Ab dem 15. Juni 2026 zieht Google die Daumenschrauben an: Wer den Browser-Zurück-Button seiner Besucher manipuliert, riskiert empfindliche Ranking-Verluste in der Google-Suche. Website-Betreiber haben jetzt noch wenige Wochen, um ihre technische Infrastruktur auf Konformität zu prüfen.

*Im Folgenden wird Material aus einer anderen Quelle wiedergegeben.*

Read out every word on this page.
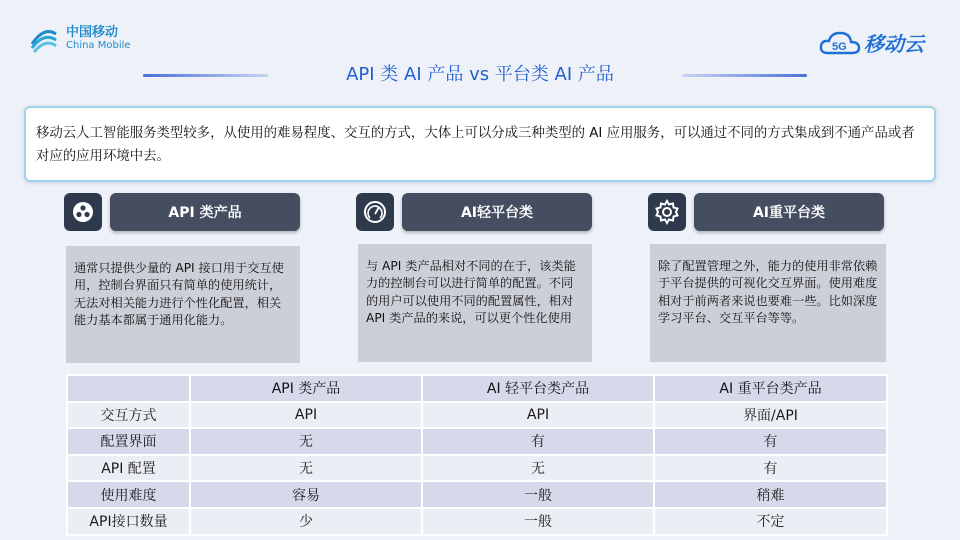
中国移动
China Mobile	5G 移动云
API 类 AI 产品 vs 平台类 AI 产品
移动云人工智能服务类型较多，从使用的难易程度、交互的方式，大体上可以分成三种类型的 AI 应用服务，可以通过不同的方式集成到不通产品或者对应的应用环境中去。
API 类产品
通常只提供少量的 API 接口用于交互使用，控制台界面只有简单的使用统计，无法对相关能力进行个性化配置，相关能力基本都属于通用化能力。
AI轻平台类
与 API 类产品相对不同的在于，该类能力的控制台可以进行简单的配置。不同的用户可以使用不同的配置属性，相对 API 类产品的来说，可以更个性化使用
AI重平台类
除了配置管理之外，能力的使用非常依赖于平台提供的可视化交互界面。使用难度相对于前两者来说也要难一些。比如深度学习平台、交互平台等等。
	API 类产品	AI 轻平台类产品	AI 重平台类产品
交互方式	API	API	界面/API
配置界面	无	有	有
API 配置	无	无	有
使用难度	容易	一般	稍难
API接口数量	少	一般	不定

Google bestraft Back-Button-Manipulation: Frist läuft bis zum 15. Juni
Ab Mitte Juni 2026 werden Websites, die den Browser-Zurück-Button gezielt außer Kraft setzen, mit schlechteren Platzierungen in der Google-Suche rechnen müssen. Das Unternehmen hat angekündigt, diese Praxis als Spam-Signal zu werten und entsprechend im Ranking zu ahnden. Für Website-Betreiber bedeutet das: Handlungsbedarf besteht jetzt.
Was ist Back-Button-Hijacking?
Beim sogenannten Back-Button-Hijacking manipulieren Websites den Browser-Verlauf so, dass Nutzer beim Klick auf den Zurück-Button nicht zur vorherigen Seite gelangen, sondern innerhalb derselben Website gefangen bleiben. Technisch wird dies meist über die JavaScript-basierte History API umgesetzt – indem Einträge im Browser-Verlauf künstlich hinzugefügt oder verändert werden.
Die Methode wurde lange von traffic-orientierten Betreibern genutzt, um Absprungraten zu senken und Verweildauer künstlich zu erhöhen. Aus Nutzerperspektive ist das Ergebnis eine eingeschränkte Navigation: Der Browser verhält sich nicht mehr wie erwartet.
Google stuft dieses Muster nun offiziell als manipulativ ein – und leitet daraus erstmals direkte Ranking-Konsequenzen ab.
Ranking-Abstufung als Konsequenz
Google hat erklärt, dass betroffene Seiten in den Suchergebnissen herabgestuft werden können – also nicht zwingend aus dem Index entfernt werden, aber deutlich schlechter sichtbar sind. Die Maßnahme greift ab dem 15. Juni 2026.
Die Ankündigung folgt einem bewährten Muster: zunächst Dokumentation im Spam-Regelwerk, dann aktive algorithmische Durchsetzung. Betroffen sind potenziell alle Website-Typen – vom E-Commerce-Shop bis zum Publisher-Portal.
Technische Prüfung empfohlen
Entwicklerteams sollten die eigene History-API-Nutzung zeitnah überprüfen. Kritisch sind insbesondere Muster, bei denen pushState oder replaceState wiederholt aufgerufen werden, ohne dass dies einer sinnvollen Navigationsfunktion dient – etwa bei Modals, Overlays oder Cookie-Bannern, die den Verlauf künstlich aufblähen.
Auch Third-Party-Scripts von Werbenetzwerken oder Analytics-Anbietern können entsprechende Manipulationen einschleusen, ohne dass der Betreiber es direkt bemerkt. Empfohlene Prüfwerkzeuge:
- Chrome DevTools – zur direkten Analyse des Browser-Verlaufs
- Spezialisierte SEO-Crawler – zur systematischen Erkennung problematischer Muster
- Google Search Console – für Hinweise auf algorithmische Abstrafungen im Nachgang
Einordnung für deutsche Unternehmen
Für deutsche Website-Betreiber – insbesondere im E-Commerce und im Medienbereich, wo Engagement-Metriken oft technisch optimiert werden – ist die Ankündigung ein klarer Handlungsauftrag.
Wer Agenturen oder externe Dienstleister mit der Website-Betreuung beauftragt hat, sollte die Konformität bis Ende Mai aktiv einfordern.
Die Frist ist kurz, die technischen Anpassungen sind in den meisten Fällen aber überschaubar – vorausgesetzt, die Ursache wird rechtzeitig identifiziert.